ManufacturingMaterials

Guhring UK 3D Printed a New Revenue Stream

While large businesses could afford the lead time and costs of special tooling, smaller businesses with lower volume tools could not. Guhring UK — a manufacturer of precision cutting tools for some of the world’s largest manufacturers including BMW, Airbus and BAE Systems — looked to additive manufacturing as an option to open up new revenue streams, reduce lead times for existing ones, and manage timelines for smaller customers.

Founded in 1973, Guhring UK — the Birmingham-based subsidiary of the Guhring Group — manufactures precision cutting tools. The company began as a stockholder of the more standardized cutting and milling tools. Today Guhring UK manufactures bespoke cutting and milling tools for some of the world’s largest companies, including BMW, Jaguar Land Rover, Airbus, and BAE Systems. Guhring’s expertise in manufacturing carbide and polycrystalline diamond (PCD) cutting tools is world-renowned. Their range of PCD tools are made-to-order to suit customer requirements, and are manufactured by brazing ultra high-hardness industrial-grade diamond cutting tips onto bespoke hardened tool steel bodies.

Each piece of special tooling Guhring UK makes needs to first be designed and approved by the customer. Depending on the size and complexity of the component, special tooling can take up to eight weeks to design, test, and manufacture in-house — and the work can’t even start on the tool until the design is approved.
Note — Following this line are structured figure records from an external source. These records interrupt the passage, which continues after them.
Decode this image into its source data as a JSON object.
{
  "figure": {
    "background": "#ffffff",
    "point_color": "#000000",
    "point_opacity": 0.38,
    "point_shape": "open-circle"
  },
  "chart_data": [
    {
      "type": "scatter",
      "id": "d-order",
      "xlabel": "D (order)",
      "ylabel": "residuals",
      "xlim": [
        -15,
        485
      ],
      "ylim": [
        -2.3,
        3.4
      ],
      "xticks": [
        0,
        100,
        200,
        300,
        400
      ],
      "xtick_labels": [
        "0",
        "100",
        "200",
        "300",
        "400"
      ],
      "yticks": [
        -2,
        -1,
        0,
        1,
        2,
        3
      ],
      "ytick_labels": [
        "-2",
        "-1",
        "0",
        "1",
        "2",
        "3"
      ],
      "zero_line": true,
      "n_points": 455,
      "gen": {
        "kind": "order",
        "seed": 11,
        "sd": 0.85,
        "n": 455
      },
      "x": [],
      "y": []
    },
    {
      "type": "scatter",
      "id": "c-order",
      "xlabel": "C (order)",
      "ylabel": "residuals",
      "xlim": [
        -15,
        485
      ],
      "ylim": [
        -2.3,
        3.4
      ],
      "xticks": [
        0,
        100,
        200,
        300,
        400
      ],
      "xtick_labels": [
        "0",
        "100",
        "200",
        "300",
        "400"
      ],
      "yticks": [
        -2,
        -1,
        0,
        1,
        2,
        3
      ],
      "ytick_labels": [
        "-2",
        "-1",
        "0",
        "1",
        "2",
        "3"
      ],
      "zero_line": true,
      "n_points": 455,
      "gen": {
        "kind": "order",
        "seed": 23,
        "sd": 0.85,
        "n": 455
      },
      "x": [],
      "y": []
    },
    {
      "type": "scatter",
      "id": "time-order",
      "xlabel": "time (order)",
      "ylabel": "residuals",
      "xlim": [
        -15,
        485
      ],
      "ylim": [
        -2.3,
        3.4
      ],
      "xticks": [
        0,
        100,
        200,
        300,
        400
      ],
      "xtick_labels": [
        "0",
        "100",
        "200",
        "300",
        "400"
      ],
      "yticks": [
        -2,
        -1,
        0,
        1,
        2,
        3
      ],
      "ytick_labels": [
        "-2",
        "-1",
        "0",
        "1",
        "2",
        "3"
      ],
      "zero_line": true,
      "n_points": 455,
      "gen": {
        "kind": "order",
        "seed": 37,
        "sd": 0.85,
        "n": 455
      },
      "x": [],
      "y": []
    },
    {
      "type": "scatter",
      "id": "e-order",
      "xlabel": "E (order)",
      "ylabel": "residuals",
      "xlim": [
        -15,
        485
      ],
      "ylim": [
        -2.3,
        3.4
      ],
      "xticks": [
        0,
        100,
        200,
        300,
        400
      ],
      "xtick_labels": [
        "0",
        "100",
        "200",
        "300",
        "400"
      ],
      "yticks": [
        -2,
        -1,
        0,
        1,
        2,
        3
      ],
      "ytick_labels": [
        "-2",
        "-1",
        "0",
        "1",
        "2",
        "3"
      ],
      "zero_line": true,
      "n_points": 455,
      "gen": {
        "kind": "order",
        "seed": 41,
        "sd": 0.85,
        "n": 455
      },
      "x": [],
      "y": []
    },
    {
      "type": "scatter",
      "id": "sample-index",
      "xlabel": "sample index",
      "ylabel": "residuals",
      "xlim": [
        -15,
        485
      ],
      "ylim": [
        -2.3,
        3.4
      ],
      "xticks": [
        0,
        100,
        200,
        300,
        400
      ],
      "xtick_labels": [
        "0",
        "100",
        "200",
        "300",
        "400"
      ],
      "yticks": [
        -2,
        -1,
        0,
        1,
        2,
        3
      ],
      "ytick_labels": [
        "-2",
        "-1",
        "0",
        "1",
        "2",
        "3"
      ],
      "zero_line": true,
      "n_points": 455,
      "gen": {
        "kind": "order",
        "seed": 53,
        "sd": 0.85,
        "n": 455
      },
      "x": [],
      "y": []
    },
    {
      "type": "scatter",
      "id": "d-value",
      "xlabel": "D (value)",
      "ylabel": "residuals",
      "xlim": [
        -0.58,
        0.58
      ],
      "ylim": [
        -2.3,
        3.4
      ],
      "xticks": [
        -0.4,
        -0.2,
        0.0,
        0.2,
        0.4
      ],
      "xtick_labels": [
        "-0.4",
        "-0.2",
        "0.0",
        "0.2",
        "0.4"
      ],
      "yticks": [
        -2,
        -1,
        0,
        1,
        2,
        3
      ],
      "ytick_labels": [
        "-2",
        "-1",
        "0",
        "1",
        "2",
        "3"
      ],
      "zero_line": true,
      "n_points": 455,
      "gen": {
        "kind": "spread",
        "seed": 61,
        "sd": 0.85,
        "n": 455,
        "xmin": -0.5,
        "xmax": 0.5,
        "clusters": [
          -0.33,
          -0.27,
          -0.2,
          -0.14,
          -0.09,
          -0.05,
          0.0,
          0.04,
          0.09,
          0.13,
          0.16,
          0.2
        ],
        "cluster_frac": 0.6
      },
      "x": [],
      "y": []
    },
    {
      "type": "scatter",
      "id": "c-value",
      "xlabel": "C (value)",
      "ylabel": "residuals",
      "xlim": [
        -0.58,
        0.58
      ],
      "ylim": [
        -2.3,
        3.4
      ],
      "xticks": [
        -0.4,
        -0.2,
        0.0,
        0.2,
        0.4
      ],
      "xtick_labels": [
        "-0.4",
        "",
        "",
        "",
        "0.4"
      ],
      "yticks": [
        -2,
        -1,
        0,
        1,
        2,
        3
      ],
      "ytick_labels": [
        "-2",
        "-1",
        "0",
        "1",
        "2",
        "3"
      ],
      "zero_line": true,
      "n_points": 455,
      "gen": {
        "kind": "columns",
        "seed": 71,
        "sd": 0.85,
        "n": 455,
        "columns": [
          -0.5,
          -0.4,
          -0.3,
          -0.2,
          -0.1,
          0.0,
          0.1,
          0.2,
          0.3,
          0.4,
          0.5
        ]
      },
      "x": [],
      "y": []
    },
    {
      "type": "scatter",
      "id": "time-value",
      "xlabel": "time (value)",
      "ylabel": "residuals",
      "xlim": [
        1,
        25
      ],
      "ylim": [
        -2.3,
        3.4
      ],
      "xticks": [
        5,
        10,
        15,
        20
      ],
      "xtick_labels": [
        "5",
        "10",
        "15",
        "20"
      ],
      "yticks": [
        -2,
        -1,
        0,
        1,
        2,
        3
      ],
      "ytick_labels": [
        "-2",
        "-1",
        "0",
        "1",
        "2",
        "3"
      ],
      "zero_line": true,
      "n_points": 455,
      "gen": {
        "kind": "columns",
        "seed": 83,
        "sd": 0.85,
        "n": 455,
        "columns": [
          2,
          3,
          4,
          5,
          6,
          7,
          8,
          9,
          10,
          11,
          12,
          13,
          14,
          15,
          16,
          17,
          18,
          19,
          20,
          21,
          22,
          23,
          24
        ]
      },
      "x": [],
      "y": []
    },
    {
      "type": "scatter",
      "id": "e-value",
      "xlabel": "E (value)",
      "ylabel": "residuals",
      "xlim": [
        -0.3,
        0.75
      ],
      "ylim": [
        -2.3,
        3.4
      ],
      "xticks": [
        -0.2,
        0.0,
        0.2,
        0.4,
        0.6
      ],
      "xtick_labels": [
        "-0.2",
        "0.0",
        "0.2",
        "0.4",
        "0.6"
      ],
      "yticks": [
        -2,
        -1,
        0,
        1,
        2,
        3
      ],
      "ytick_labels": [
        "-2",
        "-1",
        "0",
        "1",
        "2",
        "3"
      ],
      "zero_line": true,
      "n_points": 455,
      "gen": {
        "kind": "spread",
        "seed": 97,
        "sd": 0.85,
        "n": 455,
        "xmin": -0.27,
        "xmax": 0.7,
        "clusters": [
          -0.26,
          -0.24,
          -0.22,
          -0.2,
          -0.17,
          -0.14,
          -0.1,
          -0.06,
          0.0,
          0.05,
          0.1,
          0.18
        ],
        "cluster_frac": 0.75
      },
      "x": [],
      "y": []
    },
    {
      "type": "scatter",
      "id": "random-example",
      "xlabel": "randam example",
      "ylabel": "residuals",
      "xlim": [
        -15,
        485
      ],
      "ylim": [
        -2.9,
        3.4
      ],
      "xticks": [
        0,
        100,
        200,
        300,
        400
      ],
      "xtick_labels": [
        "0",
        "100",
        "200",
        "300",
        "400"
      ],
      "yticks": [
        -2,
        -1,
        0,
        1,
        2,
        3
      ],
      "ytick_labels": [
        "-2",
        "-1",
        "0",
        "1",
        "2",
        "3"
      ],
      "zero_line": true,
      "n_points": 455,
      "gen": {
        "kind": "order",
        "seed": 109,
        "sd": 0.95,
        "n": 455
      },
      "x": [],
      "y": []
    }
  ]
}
Smaller manufacturers with less volume can’t justify the costs or lead time for special tools.

“As we started looking at supplying smaller volume customers, it became an issue,” says Alan Pearce, PCD Production Supervisor at Guhring UK. This led the company to look into additive manufacturing as an option to open up new revenue streams, reduce lead times for existing ones, and manage timelines for smaller customers.

The team looked into industrial 3D printing to make their products and services accessible to a wider variety of businesses — especially the smaller ones. “The idea was to make the prototype cost and iterative cycle time come right down,” says Pearce. They teamed up with local Markforged partner Mark3D UK to find the best 3D printer for their needs, and decided upon a Markforged Metal X system as well as a Markforged continuous fiber 3D printer for customer samples and plant maintenance. The company then started to use its carbon fiber 3D printer to manufacture low-volume special tool prototypes, and quickly turned to metal 3D printing to produce functional tooling. “We can now make a one-off production part and supply it to a customer less than one-third of the time and at a lower cost,” says Pearce.
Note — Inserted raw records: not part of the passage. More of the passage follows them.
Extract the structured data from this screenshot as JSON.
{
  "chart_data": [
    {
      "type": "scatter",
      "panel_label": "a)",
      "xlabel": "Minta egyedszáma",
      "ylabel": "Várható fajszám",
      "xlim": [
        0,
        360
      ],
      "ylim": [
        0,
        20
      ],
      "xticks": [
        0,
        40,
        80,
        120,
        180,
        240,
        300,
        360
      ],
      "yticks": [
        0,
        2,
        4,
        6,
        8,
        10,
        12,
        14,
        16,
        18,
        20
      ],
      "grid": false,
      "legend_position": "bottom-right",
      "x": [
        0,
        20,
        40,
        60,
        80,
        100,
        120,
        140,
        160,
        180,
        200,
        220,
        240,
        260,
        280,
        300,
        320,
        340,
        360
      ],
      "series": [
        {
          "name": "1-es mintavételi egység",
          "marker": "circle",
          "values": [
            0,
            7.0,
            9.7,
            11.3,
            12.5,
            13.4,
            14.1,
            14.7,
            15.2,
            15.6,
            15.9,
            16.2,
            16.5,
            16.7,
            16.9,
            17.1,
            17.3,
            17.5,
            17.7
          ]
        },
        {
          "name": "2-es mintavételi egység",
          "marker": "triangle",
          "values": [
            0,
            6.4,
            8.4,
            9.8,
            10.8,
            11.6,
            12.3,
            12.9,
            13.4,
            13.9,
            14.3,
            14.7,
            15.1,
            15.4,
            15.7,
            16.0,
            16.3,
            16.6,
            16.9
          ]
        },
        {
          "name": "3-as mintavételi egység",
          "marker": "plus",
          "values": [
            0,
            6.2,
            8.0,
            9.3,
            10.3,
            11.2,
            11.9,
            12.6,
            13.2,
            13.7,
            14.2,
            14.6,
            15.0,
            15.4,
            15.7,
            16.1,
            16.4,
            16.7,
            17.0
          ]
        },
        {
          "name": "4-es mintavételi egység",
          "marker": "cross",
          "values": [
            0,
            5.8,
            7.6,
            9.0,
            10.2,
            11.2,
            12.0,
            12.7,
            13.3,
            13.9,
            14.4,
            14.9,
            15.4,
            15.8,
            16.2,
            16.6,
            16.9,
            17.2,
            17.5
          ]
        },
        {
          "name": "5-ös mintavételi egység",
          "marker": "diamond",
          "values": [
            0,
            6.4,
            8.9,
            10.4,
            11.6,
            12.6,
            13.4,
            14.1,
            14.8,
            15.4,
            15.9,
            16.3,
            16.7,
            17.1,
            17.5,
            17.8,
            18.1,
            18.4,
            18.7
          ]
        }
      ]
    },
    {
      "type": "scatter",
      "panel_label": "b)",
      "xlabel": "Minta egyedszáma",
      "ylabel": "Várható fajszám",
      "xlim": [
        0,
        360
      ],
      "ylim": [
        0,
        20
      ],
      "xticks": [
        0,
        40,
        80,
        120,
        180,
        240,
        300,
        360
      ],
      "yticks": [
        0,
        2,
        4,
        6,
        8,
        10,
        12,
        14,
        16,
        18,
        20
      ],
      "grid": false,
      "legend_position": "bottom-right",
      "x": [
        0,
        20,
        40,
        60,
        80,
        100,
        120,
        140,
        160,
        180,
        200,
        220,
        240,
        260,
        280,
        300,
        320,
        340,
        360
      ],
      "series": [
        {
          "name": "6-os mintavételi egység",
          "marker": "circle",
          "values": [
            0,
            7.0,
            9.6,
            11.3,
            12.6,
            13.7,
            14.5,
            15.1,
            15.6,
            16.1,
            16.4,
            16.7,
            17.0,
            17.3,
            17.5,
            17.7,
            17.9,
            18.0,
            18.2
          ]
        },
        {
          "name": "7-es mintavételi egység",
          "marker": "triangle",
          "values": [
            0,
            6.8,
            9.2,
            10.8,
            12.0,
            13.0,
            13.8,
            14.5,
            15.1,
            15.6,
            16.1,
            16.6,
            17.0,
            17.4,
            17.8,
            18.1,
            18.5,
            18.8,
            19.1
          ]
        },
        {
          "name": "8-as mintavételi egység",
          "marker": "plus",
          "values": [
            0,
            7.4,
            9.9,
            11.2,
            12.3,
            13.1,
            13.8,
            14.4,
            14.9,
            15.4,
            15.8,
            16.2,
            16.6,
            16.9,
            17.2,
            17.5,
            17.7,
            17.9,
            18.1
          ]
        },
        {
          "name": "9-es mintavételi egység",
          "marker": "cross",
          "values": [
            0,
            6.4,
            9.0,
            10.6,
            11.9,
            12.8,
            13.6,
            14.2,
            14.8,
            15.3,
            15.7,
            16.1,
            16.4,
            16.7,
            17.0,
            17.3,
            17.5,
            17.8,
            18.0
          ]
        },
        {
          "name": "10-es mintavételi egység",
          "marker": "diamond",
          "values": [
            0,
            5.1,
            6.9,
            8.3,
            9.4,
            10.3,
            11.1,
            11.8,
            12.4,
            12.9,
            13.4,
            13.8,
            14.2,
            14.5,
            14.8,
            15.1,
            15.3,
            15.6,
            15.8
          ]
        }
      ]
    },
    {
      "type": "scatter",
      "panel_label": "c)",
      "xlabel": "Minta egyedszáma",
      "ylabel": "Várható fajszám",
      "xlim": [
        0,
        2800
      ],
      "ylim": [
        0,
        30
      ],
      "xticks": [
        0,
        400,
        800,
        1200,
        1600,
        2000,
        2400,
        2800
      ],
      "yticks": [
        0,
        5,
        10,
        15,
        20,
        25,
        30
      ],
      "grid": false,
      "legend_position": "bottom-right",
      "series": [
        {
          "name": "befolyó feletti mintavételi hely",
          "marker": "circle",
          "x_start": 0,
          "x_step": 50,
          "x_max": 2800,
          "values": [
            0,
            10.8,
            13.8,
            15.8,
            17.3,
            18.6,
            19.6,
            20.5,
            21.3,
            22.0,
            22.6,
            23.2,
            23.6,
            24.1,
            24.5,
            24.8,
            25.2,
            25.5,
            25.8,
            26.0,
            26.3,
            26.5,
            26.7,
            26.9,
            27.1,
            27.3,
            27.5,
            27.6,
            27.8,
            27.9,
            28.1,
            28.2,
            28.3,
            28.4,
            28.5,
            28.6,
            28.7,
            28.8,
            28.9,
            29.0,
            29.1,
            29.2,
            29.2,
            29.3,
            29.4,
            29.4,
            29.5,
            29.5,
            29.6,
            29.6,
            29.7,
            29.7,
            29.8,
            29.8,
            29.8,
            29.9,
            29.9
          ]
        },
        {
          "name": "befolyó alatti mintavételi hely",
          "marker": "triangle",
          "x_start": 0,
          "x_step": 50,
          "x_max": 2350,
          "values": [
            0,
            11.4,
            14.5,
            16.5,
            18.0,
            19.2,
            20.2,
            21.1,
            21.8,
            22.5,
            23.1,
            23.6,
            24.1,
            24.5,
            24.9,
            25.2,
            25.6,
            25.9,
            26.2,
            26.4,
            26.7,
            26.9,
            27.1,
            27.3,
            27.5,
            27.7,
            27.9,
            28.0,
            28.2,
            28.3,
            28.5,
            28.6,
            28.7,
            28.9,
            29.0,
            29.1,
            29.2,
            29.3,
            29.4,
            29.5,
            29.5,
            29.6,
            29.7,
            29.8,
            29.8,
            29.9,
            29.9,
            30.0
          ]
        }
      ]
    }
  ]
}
The first 3D printed tool Guhring UK made was a basic milling cutter using H13 Tool Steel. “Within one day, we had designed and printed a tool in Onyx [nylon mixed with chopped carbon fiber], and we could immediately see if we were going to comeup against any problems in manufacturing it. Within five days, we had printed and sintered a fully functional metal cutter body. Using Markforged 3D printers just speed up everything.” After adding the cutting tips, Guhring qualified the mill by testing it initially as an aluminum reamer, and found that it performed extremely well. The engineers then changed the configuration of the tool-tip geometry and ran the 3D printed tool as a milling cutter to test its capabilities, with an off-centre loading. This too worked exactly as planned. The 3D printed tool is 60% lighter than its traditional predecessor, which allows for faster tool changes in cycles and a reduction in cycle times. This application discovery has allowed the company to produce more versatile, lightweight tools for its customers at a far lower price.
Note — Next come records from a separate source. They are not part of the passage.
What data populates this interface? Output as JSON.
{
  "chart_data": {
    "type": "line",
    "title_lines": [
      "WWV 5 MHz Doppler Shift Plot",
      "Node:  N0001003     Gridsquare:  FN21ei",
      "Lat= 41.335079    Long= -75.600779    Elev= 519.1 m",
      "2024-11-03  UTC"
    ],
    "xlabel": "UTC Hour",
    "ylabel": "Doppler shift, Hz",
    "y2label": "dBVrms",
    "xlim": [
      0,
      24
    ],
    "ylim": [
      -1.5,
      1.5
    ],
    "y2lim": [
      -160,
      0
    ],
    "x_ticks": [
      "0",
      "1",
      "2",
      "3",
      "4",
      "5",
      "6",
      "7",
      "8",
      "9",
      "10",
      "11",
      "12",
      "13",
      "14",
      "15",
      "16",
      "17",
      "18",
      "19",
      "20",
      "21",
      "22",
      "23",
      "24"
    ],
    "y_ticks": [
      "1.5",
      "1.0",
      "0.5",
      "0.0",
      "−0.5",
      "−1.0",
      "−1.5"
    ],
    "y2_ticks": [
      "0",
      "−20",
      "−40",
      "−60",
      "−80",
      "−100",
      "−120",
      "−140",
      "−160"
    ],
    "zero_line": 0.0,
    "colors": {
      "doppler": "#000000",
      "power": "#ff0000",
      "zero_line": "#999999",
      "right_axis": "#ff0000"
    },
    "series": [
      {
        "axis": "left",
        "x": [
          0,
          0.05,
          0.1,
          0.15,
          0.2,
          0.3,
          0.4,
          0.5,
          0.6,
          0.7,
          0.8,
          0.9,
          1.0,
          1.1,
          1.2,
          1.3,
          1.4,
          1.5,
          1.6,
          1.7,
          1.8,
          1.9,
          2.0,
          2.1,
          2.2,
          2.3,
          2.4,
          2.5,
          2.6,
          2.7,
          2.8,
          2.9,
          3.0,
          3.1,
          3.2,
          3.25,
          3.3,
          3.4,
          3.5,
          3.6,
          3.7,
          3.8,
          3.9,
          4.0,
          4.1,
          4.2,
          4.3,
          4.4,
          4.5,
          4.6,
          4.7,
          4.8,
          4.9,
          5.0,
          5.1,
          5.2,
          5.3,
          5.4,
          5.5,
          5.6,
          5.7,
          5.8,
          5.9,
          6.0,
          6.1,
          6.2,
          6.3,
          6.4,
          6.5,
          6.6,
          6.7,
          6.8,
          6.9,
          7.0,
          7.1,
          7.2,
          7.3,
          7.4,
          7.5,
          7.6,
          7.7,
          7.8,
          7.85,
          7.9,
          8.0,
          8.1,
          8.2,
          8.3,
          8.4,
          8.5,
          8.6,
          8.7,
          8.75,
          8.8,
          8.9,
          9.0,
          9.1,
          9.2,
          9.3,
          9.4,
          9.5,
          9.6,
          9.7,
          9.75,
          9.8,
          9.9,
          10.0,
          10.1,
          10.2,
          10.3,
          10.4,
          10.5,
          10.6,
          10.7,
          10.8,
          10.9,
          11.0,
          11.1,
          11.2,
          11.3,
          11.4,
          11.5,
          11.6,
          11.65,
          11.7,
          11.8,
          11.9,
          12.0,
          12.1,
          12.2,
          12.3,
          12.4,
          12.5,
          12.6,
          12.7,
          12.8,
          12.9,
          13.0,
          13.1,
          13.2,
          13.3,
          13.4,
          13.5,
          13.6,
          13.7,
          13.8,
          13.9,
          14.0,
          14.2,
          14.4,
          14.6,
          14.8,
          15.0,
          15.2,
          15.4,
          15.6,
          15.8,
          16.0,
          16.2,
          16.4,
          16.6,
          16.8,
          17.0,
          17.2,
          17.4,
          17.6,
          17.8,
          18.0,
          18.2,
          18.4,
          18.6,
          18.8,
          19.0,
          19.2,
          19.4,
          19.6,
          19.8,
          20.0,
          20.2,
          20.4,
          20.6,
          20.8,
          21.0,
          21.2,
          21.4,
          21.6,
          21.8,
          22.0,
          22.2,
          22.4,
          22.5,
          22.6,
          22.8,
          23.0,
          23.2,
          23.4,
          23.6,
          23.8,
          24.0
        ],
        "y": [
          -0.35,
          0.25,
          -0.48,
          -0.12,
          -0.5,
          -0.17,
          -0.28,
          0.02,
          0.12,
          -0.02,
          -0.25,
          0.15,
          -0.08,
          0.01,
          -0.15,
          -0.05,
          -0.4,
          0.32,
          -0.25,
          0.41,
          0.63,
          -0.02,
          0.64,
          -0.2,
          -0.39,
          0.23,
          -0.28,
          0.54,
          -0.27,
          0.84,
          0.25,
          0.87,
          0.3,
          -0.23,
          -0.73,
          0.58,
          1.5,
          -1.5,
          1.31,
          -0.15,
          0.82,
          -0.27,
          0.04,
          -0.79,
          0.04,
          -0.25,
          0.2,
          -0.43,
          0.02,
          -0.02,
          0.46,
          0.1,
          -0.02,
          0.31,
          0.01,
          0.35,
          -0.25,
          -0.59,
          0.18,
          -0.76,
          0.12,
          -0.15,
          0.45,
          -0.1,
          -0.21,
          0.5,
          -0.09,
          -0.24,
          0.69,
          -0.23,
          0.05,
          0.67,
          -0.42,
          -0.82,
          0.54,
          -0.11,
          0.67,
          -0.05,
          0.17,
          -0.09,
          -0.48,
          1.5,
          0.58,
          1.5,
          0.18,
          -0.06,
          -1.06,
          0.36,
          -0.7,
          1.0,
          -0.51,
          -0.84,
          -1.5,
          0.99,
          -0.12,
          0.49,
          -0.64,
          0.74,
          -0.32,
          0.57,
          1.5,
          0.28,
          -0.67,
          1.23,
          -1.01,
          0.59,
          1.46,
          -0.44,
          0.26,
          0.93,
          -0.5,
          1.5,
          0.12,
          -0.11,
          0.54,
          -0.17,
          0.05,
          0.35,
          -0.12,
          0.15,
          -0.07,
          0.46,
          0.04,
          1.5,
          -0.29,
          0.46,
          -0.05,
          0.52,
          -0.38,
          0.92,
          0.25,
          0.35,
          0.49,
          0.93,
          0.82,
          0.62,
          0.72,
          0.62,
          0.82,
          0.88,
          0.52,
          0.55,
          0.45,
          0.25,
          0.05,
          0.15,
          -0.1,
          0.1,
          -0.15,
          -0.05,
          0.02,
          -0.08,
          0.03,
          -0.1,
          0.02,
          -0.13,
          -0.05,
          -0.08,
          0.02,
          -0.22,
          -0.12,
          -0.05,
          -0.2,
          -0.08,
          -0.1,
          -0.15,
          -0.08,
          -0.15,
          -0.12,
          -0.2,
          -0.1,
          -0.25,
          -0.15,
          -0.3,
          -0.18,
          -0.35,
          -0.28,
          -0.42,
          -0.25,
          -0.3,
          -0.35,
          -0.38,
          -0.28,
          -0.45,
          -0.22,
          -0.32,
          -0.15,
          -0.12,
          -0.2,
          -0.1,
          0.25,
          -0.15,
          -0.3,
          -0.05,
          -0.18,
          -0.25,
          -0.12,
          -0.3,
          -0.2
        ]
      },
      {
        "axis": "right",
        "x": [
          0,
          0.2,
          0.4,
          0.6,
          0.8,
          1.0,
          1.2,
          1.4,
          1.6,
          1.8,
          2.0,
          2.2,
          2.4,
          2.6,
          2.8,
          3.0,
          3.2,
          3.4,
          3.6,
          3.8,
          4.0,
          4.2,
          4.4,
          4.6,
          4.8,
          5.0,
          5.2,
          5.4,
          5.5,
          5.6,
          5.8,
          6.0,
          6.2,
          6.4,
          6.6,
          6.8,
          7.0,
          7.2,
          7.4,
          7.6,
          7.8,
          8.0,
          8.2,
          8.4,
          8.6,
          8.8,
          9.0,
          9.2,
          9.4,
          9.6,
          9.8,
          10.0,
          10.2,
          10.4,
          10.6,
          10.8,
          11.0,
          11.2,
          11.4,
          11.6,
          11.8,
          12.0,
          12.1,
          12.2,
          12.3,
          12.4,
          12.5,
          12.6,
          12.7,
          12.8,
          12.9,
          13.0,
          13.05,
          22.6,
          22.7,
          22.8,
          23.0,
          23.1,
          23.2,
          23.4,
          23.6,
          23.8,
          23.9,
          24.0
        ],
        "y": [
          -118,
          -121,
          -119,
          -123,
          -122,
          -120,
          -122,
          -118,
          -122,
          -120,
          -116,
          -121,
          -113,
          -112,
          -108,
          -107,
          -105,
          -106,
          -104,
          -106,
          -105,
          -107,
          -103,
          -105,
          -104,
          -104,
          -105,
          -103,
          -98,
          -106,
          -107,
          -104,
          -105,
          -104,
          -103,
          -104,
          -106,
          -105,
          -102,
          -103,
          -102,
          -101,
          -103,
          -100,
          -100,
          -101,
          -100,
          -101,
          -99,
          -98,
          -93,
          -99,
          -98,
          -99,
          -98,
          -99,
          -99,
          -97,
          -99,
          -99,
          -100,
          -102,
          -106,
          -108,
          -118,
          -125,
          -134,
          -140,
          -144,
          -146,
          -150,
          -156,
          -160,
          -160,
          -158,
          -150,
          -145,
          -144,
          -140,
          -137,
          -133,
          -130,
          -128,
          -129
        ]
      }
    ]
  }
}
Guhring UK now has the ability to service smaller businesses, making their product and services more accessible. Engineers at the company have even started experimenting with 3D printed coolant pathways — one of the first Markforged customers to do so. The extra money Guhring UK has saved by adding Markforged 3D printers won’t be going to waste, with Pearce saying that any savings made will be “reinvested back into the company so we can continue growing and supplying bigger and better products to our customers.” As for the extra time saved, Pearce says it will be redeployed into the fabrication of production parts. The addition of the Markforged 3D printers has already allowed engineers to free up their 5-axis mills and conventional technology to produce other revenue-generating parts, boosting the company’s earnings.